Part one covers material familiar to scholars in this area – degeneration and urbanity; imperial fitness and nationhood; racial constructs of motherhood. Part two covers themes such as the Lloyd George’s trope of ‘building an A1 Nation’ by improving health and fitness after the First World War and through the inter-war period; the reconstruction of men’s bodies (a theme which I saw in terms of a global social and political emphasis on medical rehabilitation, coalescing with new modes of sexualisation and consumerist subjectivity, but which Zweiniger-Bargielowska also rightly frames in terms of national policies specific to British concerns). These chapters mine this material in great detail, revealing the length and breadth of public and political interest in rebuilding the nation after the war and in creating a confident and fit male body that could be regarded as reconstructed. Managing the Body also focuses on modernity and the female body, but importantly examines the mass appeal of such images and discourses, finally turning to the campaigns for national fitness through the 1930s in the run-up to another global war also involving the mobilisation of all male and female citizens in British society.

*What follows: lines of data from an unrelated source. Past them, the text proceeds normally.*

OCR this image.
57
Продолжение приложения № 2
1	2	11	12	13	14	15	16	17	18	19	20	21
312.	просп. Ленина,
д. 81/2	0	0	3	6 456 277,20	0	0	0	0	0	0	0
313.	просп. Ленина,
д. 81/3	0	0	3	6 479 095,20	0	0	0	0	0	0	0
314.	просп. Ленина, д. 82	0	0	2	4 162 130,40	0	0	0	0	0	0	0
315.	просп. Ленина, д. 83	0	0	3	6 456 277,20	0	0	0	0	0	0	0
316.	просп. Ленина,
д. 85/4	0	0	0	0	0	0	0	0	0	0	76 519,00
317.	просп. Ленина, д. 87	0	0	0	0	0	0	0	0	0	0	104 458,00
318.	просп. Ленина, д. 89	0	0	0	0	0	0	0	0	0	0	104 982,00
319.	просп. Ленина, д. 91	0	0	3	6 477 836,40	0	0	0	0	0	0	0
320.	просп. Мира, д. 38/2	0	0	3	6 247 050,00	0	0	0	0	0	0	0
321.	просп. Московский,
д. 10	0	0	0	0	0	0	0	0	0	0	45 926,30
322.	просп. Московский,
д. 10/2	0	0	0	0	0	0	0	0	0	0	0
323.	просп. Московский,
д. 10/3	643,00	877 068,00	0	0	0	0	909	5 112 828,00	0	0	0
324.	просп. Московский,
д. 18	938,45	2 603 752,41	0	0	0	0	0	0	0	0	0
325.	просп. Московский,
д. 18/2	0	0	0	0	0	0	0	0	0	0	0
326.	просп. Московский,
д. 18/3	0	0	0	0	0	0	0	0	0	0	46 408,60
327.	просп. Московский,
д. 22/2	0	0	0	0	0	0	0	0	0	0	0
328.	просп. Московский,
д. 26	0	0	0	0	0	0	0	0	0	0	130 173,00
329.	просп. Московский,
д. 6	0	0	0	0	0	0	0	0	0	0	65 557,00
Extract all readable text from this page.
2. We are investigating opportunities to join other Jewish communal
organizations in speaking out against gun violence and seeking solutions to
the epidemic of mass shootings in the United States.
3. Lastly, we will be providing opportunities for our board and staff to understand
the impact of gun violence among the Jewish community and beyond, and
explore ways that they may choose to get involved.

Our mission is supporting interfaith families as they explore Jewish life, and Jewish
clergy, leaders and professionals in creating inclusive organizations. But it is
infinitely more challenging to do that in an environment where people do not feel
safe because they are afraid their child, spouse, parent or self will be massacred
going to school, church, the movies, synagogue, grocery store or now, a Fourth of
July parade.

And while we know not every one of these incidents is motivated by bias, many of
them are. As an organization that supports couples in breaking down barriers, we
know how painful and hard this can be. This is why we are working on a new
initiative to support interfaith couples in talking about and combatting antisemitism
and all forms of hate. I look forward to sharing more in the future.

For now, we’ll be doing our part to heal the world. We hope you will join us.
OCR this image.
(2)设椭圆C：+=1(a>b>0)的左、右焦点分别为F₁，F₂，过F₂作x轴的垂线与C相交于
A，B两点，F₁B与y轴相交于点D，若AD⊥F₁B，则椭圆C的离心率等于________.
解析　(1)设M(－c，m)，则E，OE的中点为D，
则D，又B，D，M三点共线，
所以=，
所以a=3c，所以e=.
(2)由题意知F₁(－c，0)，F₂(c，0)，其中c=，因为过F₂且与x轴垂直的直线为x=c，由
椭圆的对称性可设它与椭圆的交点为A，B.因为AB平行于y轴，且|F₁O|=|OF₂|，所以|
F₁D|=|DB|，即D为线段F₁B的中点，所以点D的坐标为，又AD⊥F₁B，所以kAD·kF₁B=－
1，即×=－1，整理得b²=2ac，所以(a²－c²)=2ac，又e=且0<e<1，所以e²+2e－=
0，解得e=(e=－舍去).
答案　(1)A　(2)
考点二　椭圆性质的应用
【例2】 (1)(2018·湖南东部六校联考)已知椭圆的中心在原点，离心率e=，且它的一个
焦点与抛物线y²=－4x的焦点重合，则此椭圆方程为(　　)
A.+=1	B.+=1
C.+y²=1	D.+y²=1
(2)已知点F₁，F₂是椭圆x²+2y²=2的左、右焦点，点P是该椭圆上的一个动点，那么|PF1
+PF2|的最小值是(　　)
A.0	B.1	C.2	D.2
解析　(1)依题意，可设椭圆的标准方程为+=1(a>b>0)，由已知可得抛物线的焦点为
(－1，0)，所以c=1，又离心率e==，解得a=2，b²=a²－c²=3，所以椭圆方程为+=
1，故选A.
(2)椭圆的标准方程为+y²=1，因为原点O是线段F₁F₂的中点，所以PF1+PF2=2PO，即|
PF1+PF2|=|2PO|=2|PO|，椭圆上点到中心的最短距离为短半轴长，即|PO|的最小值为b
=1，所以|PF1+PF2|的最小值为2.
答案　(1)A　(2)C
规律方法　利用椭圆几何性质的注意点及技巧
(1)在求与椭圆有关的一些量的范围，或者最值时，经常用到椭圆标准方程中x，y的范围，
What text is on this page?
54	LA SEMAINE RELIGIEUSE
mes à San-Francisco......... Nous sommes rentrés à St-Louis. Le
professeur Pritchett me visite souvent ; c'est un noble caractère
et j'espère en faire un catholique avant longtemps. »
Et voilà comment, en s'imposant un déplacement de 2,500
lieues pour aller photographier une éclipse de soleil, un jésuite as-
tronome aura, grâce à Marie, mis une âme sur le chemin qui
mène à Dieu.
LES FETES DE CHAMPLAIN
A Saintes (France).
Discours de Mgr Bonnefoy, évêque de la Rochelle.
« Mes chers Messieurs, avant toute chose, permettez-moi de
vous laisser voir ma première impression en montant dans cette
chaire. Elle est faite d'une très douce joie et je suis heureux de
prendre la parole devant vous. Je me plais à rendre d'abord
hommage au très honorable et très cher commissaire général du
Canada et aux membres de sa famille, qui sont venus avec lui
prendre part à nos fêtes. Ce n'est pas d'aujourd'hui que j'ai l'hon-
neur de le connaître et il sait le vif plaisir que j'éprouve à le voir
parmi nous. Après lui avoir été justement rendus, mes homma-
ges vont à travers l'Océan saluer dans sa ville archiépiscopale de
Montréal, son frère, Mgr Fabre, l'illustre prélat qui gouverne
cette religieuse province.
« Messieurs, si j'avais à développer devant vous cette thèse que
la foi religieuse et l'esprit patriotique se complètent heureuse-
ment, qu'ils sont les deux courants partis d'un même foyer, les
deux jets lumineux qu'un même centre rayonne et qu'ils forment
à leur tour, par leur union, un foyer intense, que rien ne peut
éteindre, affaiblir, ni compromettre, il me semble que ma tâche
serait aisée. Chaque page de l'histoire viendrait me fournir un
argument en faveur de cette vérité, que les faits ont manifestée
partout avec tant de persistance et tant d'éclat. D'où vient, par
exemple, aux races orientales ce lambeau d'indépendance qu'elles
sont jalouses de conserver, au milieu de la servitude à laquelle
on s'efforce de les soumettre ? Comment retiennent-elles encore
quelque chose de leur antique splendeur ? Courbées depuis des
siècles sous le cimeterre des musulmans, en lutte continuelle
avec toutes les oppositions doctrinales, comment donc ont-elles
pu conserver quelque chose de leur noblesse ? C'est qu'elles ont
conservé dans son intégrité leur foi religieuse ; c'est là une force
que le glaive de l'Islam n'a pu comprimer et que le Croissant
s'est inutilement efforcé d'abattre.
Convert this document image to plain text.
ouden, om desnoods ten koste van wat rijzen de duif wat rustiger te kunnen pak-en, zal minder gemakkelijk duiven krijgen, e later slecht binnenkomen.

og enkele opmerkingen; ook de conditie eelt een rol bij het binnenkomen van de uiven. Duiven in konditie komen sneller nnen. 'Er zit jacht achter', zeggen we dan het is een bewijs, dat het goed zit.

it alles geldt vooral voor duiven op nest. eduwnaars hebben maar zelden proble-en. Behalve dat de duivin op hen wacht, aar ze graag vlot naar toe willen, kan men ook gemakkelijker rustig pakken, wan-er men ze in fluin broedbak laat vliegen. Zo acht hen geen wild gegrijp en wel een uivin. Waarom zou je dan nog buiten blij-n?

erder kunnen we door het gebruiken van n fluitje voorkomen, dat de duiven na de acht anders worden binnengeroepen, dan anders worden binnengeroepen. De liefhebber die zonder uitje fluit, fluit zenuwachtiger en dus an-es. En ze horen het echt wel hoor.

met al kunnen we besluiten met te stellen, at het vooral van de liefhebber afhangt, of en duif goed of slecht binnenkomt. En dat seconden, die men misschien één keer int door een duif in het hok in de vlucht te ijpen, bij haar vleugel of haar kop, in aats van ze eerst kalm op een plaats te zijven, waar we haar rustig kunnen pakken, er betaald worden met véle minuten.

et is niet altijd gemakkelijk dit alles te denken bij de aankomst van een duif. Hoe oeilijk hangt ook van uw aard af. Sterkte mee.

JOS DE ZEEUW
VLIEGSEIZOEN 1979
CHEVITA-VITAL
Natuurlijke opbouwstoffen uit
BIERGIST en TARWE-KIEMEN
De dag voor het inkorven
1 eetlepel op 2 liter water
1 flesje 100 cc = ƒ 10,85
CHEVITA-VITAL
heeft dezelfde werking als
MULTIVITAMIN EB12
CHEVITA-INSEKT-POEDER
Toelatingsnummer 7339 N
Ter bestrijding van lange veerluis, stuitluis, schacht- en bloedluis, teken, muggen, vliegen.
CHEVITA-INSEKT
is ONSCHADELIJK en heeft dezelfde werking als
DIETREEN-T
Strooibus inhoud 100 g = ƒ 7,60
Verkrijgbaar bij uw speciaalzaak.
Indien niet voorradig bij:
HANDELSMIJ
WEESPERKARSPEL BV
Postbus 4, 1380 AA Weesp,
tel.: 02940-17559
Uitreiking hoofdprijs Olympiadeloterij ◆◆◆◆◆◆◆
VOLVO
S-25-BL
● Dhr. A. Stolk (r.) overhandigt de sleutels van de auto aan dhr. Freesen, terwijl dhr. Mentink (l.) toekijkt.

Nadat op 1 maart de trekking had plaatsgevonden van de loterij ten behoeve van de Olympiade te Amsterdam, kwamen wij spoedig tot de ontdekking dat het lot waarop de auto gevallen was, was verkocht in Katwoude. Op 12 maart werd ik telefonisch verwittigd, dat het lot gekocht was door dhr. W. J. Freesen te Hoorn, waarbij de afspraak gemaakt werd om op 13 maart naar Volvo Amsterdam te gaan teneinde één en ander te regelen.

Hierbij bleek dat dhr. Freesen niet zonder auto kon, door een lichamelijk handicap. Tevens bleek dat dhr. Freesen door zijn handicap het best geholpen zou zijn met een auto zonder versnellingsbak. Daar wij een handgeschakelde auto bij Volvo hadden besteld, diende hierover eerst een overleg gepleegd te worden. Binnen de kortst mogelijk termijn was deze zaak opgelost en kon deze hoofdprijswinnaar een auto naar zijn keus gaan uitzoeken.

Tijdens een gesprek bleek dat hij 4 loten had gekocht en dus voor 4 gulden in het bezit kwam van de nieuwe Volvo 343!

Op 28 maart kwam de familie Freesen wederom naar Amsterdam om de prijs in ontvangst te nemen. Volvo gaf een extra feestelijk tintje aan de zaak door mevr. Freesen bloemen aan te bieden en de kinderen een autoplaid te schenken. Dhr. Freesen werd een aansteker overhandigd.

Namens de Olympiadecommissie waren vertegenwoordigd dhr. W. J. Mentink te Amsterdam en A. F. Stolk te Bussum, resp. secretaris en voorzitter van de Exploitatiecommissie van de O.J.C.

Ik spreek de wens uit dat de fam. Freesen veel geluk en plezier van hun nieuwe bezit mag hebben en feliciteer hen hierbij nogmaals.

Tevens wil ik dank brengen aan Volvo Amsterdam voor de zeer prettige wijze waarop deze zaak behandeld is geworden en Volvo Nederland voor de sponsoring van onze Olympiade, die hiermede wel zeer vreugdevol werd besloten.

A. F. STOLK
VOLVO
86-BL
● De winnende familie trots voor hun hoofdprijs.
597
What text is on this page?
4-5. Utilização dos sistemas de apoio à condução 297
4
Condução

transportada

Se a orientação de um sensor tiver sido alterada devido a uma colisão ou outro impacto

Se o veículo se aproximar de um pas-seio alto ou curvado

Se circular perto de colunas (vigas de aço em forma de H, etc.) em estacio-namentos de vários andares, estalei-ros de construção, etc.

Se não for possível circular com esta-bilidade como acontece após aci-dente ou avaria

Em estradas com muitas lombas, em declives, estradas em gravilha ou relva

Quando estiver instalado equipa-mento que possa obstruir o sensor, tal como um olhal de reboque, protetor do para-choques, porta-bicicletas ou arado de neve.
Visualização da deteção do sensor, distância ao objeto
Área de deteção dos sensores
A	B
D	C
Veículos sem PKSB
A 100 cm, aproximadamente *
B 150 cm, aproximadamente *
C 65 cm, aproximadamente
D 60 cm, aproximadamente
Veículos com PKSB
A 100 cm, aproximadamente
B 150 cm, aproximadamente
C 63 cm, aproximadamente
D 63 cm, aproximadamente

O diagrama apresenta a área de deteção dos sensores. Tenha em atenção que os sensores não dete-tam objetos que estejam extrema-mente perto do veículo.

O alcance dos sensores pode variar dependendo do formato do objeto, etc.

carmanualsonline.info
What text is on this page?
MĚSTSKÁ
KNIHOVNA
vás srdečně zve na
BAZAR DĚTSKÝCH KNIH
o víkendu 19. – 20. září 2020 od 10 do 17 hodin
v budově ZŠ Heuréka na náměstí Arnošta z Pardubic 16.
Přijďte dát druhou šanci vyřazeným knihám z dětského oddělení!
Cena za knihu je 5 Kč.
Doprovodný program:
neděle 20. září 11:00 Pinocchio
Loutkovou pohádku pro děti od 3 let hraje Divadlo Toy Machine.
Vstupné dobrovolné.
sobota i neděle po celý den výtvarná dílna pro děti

The central idea that the body was ‘managed’ provides an important link between government reforms and a coalition of various associations that ‘shared an ideological affinity’, from the National League of Physical Education and Improvement to the New Health Society, the Health and Strength League and the Sunlight League, as well as private commercial ventures, small-scale operators and local activists. The theme of management is expressed through notions of modern progress, organisation and efficiency, and practiced in workplace reform and the bureaucratisation of the body in various government agencies and institutions, such as the Ministry of Health, as well as influential voluntary organisations such as the Central Council for Health Education and the Board of Education. Managerialism was also seen in national campaigns designed to mobilise and motivate the British public after the First World War and through to the 1930s. Though implicit, there is a gesture to Foucault’s governmentality threaded through much of the chapters; more explicit is his notion of biopower.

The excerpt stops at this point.